Just installed Splunk for the first time today. As a tes,t I took a CSV file and indexed it, and it worked fine. Then I created a new file in CSV format and gzip'ed it.
test.csv.gz
field,val
blah,whatever
It indexed fine. I then edited the file using vi, adding in a new line :
newfield,morestuff
I then and then searched the results again. Now the "newfield,morestuff" shows up once in the results, but "blah,whatever" shows up twice. I tried adding more lines and saw the same pattern - the most recent line shows up once, but the older lines are duplicated in the search results.
I then added | dedup _raw
to the search and the duplicates went away. However, I'm looking for a more elegant solution.

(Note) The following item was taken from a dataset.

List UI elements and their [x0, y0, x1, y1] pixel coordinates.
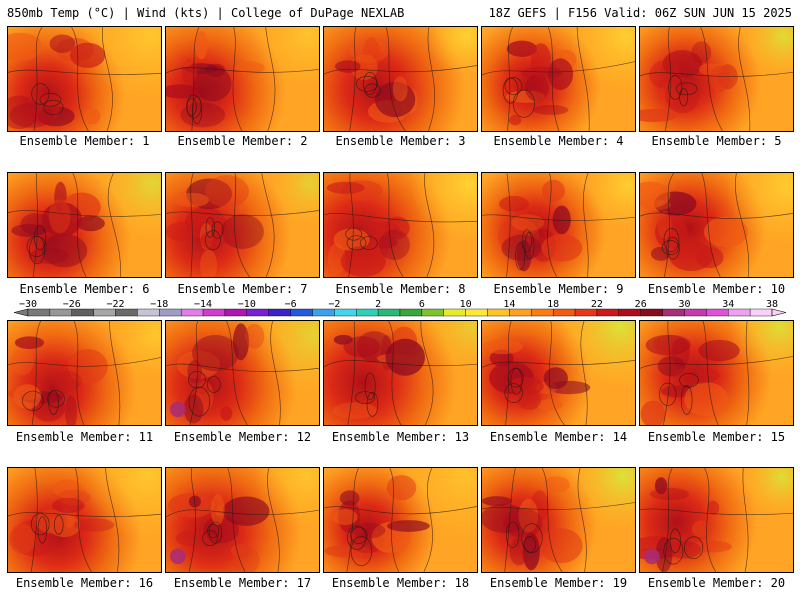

By the way, I also tried unzipping the file, editing it, then gzipping it again, with the same results.
Thanks for your help!
It sounds like you were using the "upload" method of adding data to Splunk, which will result in the duplicates the way you've described it. A better way would be to have Splunk monitor your CSV file for changes (Add Data - Monitor - Files & Directories.) That way, you can make as many changes as you want to your CSV file without having to re-upload it, and Splunk will only detect and index any changes you've made.
Thanks for the response. Actually I was already using the "continuously monitor" option that you recommend. I definitely don't want to re-upload my files. As I said, this does work well for plaintext csv files but it leads to duplication for gzipp'ed csv files.